El ascensor llega al décimo. Alfonso sale y baja un piso. Saca las llaves. Sus manos están teñidas de tinta negra. Las huele. Entra al departamento, deja los ejemplares en la mesa y va al baño. Enciende la luz. Con las dos manos se refriega la cara hasta quedar teñido. Después coge una tijera del botiquín, vuelve al comedor y comienza a recortar el diario.
Alfonso está tirado en el sofá, a pie pelado, con el control remoto en la mano; en el suelo, envueltos en toalla Nova, dos cuescos de durazno. El Canal 7 emite la última edición de su noticiario. El locutor termina de informar sobre el caso del dedo en la boca del profesor Christián Uribe.
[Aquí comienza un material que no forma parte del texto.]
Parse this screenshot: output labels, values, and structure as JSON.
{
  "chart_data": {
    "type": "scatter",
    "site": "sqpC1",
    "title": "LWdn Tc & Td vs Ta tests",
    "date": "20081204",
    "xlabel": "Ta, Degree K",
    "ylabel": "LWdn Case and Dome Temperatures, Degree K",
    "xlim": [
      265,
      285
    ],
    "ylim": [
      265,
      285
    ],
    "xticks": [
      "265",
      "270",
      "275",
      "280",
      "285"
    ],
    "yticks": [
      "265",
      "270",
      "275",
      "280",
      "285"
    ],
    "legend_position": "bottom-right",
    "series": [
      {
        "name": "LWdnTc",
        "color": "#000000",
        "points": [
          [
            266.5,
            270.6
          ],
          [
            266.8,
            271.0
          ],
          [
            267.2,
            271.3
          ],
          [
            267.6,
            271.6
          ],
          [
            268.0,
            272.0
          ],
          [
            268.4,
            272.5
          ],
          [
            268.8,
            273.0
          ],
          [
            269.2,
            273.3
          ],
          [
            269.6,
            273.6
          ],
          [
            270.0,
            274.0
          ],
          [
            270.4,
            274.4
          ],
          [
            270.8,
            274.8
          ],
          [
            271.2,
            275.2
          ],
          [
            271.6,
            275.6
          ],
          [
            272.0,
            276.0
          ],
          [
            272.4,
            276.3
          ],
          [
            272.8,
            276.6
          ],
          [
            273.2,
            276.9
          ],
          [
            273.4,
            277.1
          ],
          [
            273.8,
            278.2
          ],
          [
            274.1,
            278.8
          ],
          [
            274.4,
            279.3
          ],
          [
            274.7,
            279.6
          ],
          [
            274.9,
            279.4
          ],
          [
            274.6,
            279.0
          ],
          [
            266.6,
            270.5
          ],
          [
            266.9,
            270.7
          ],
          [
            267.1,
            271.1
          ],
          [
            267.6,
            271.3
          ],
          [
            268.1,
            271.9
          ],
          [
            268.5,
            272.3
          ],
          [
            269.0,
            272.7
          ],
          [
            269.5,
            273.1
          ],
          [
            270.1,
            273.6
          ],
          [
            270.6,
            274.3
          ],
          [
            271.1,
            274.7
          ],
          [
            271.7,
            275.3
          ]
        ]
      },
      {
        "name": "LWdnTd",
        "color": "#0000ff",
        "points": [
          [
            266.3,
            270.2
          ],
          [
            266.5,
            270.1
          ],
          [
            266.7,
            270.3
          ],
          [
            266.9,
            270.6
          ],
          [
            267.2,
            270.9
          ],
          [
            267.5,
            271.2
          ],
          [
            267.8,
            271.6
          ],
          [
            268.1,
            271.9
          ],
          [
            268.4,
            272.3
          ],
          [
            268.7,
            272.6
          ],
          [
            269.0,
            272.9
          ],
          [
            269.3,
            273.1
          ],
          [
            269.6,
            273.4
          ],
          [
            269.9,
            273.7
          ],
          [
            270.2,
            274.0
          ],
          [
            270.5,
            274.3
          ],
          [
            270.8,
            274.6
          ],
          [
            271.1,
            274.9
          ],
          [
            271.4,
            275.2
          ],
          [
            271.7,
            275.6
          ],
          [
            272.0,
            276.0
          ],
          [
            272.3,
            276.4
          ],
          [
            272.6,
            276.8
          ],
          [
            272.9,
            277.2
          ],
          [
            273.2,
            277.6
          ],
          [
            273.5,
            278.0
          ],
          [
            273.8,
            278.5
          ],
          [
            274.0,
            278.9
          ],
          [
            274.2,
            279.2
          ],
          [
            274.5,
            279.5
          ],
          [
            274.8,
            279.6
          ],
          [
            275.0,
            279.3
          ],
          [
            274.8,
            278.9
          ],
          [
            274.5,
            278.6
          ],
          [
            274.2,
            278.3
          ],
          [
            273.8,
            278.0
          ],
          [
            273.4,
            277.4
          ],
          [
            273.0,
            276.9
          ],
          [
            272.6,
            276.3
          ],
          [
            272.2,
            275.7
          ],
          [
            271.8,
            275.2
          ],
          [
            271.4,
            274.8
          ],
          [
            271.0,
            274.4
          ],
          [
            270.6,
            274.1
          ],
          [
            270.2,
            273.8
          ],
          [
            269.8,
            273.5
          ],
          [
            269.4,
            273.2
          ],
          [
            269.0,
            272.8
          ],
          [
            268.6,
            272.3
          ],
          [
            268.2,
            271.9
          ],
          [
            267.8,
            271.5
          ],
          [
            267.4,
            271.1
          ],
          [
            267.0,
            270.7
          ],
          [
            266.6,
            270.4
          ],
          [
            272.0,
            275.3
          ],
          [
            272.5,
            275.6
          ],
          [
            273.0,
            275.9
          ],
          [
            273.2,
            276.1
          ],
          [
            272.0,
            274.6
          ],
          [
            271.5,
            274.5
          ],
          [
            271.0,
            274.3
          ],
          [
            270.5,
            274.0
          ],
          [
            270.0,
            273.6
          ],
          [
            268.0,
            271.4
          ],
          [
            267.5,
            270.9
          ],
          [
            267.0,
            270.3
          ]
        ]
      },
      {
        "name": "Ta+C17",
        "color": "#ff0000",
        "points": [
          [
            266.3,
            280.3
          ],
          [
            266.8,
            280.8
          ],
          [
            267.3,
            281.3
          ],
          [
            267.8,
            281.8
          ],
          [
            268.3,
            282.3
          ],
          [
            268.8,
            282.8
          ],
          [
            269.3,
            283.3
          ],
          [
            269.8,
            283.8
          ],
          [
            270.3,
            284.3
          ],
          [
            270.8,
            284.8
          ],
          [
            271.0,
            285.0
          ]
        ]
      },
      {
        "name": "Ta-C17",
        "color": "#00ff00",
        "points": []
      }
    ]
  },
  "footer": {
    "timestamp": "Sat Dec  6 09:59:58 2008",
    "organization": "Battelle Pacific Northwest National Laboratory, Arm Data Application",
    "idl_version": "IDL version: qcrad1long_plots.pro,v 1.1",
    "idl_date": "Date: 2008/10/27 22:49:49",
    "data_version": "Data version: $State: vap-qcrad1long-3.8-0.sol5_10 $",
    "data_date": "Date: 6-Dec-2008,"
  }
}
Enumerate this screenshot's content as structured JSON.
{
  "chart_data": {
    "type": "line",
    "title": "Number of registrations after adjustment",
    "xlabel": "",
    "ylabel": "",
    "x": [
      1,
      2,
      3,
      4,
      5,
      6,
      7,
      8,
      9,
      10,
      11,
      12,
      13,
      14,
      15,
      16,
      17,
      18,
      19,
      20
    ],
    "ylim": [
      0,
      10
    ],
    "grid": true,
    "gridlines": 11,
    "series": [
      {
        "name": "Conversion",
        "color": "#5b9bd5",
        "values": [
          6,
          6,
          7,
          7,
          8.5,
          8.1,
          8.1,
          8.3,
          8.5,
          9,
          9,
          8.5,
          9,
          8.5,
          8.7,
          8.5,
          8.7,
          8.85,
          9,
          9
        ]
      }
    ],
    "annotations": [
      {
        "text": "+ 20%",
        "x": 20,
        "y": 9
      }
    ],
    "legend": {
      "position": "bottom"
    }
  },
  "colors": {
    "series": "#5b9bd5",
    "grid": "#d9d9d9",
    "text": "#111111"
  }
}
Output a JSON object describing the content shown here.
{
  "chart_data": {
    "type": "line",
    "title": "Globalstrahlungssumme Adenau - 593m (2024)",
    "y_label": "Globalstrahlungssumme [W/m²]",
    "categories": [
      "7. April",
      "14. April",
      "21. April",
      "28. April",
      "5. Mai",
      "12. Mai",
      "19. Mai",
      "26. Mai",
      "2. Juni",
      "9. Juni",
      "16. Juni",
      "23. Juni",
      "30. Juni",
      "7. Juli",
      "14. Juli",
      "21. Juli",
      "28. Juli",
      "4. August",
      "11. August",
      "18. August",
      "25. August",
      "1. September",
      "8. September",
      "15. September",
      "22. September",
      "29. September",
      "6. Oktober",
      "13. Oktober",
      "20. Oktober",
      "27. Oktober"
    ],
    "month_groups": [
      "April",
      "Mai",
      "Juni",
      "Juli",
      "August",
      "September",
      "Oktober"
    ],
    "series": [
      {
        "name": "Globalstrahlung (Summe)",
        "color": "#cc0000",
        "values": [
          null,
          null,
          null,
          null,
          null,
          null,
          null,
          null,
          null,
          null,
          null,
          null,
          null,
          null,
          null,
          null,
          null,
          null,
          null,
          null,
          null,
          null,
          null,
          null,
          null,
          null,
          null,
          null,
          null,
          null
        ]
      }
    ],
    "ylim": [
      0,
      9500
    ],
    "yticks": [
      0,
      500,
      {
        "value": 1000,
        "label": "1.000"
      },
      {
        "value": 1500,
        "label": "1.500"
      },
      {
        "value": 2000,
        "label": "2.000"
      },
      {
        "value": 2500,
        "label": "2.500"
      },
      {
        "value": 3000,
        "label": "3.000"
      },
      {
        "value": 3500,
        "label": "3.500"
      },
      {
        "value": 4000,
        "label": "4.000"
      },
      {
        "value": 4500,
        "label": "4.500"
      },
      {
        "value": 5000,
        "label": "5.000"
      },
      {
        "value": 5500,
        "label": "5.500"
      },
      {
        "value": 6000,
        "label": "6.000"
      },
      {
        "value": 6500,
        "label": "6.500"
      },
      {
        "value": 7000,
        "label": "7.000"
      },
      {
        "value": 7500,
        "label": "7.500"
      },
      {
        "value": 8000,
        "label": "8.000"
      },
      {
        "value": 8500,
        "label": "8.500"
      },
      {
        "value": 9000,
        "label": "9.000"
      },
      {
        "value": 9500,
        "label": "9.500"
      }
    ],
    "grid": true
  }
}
Suena el teléfono. Alfonso lo deja sonar un par de veces antes de atender.
– ¿Aló?
– Mijito, lo he estado llamando todo el día. ¿Dónde estaba?
– En el diario, mamá.
– Acaban de dar lo del dedo en la tele. Y vi su artículo. Lo recorté y todo. Estamos tan orgullosas.
– Déjeme bajar el volumen.
Alfonso aprieta el botón del mute y se sienta en posición de loto en el sofá.
– ¿Lo leyó? -le pregunta sin muchas ganas.
– Varias veces. Qué caso más espantoso.
– Pero nadie habla de otra cosa. Golpeamos, ¿se fijó?
– ¿Cómo?
– Que fuimos los únicos que hablamos del dedo. Le gané a la competencia. Eso me va a significar mucho, mamá. Con esta nota suben mis bonos. La próxima vez creo que voy a poder firmar con mi nombre. Con todas sus letras.